A few months ago Vasco Duarte, with a little help from Joseph Pelrine started a discussion entitled “Story Points considered harmful.” They, or at least Vasco, has given this as a conference keynote and has blogged about it.
(Warning: this is the first of 4 blog entires, its quite a long post. Plus I think there are two appendix blog entries to follow up.)
Now I’ll admit, when I first heard this argument I thought “Well I can guess where they are coming from” – I have sympathy with the argument, I’ve always considered story points as suspect myself. I also thought “But I don’t think they are right”. Specifically I know a team who use story points and claim to be able to schedule delivery “to the day.”
I’ve collected some data of my own from teams I’ve worked with, am working with or at least in contact with and done a bit of amateur analysis. I’m also taking time to go over Vasco and Joseph’s arguments.
This is a big topic and its going to take me a while to get to the bottom of the data, what I think and the pro and con arguments. So please forgive me, this is going to take a few, possibly long blog articles to go through.
Lets get a couple of things on the table to start with.
Firstly I don’t believe Story points are a Scrum technique. Yes they have been subsumed into Common Scrum but I believe they originally originated with Extreme Programming. Where they originated isn’t really important because I believe story point estimation and tasking (i.e. estimating work to do with story points and then scheduling a number of story points) is at odds with Scrum Commitment.
I’ve blogged about this before, Two Ways to Fill and Iteration, so I won’t repeat myself. Just say, in my book commitment and story pointing are alternatives.
By the way, the name Story Points comes from Mike Cohn, I prefer to call them Abstract Points, and I’ve heard others call them “Nebulous Units of Time”.
Second, I don’t believe story points can ever be stable if you don’t have a stable team. If you remove people from a team I expect it to slow down, if you add people to the team I expect it to slow down too – at least in the short term. In the longer term you might increase capacity but frankly I don’t know how long that will take.
I few years ago I worked with one team which had story/abstract points which appeared to be random.
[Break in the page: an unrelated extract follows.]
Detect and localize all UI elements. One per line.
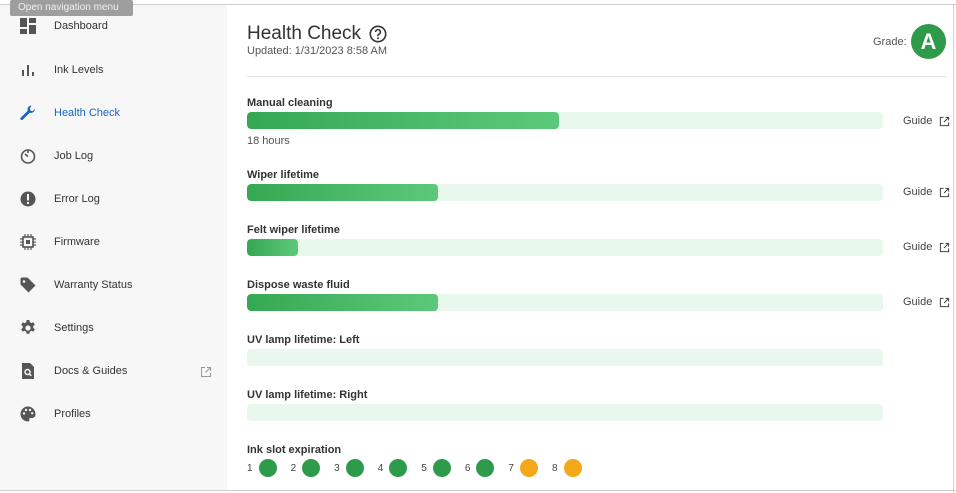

When I adjusted form changes in team staffing they average was constant. That said, I don’t expect points to remain constant, they might do for a while but I expect them to fluctuate at the very least.
It goes without saying that I expect sprint/iteration length to be stable too.
Which brings us to the third thing: with points, stories and projections, they only work at the average and aggregate level. They are a good predictor over several sprints but they offer no guarantees for the next sprint/iteration.
Finally, for now, something I do agree with Duarte on: we can’t estimate. By “we” I mean humans. Last year I devoted several blog entries to the subject, Humans Can’t Estimate.